Nous retournons ensuite à notre homestay pour boire une bière bien méritée, et nous rencontrons Stéphane, un belge qui commence la même boucle que nous dans l’autre sens. Nous échangeons des informations car il en est à son 8ème mois en Asie.

Nous prendrons le diner ici même, et bien que ce repas soit le plus cher que nous ayons pris au Vietnam, c’est un festin. Légumes, nems, friands à la patate douce, tout est excellent et copieux. Enfin du nouveau, du cuisiné, et nous nous régalons. Cela faisait longtemps que nous n’avions pas pris autant de plaisir à manger. Et avec un petit verre de happy water en prime, c’est le top !
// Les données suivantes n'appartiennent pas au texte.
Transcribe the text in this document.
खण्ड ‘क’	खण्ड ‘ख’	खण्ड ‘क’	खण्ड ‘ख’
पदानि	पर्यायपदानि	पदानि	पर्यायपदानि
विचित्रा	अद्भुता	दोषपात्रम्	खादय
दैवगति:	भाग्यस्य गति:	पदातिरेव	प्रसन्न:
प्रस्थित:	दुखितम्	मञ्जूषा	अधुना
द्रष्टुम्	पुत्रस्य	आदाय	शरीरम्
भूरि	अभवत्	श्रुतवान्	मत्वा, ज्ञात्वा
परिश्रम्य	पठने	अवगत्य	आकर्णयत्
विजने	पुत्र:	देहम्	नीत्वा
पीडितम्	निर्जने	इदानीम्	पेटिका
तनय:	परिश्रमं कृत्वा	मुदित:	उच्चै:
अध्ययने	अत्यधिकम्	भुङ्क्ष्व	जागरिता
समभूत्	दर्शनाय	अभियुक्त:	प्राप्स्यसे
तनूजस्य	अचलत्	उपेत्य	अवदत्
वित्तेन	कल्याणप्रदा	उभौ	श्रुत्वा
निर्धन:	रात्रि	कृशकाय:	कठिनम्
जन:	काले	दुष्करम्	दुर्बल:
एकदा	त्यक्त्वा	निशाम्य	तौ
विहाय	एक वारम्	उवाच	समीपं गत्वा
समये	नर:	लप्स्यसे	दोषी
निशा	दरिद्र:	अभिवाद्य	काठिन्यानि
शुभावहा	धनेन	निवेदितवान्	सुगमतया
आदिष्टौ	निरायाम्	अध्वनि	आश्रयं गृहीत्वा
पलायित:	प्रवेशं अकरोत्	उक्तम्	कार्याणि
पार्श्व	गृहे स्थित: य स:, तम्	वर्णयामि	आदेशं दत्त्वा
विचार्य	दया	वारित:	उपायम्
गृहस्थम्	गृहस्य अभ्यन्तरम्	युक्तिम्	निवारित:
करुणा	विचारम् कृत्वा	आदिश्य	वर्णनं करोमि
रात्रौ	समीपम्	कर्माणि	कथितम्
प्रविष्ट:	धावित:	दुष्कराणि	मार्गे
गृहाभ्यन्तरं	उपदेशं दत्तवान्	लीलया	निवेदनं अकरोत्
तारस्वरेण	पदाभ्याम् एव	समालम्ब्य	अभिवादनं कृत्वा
Une fois repus, nous allons nous coucher pour une bonne nuit de repos avant la randonnée de demain.

Cao Bang – Ba Be : 132 Km (environ 5h)

 

19 juin 2017

Le diner d’hier était gargantuesque et délicieux, le petit déjeuner est à la hauteur. Crêpes au miel délicieuses et café, il n’en fallait pas moins pour se mettre de bonne humeur.

Nous nous rendons ensuite au rendez-vous pour récupérer notre guide et entamer notre randonnée à la journée. Nous commencerons d’ailleurs par un petit tour en bateau sur le lac Ba Be, et il faut être honnêtes, l’eau est dégueu. Canettes et bouteilles plastiques se battent avec les emballages à la surface de l’eau. Peut être qu’un orage, ou les pluies des jours précédents ont ramené tous ces déchets sur le lac, mais c’est dommage. D’autant que les collines alentours en font un endroit très agréable.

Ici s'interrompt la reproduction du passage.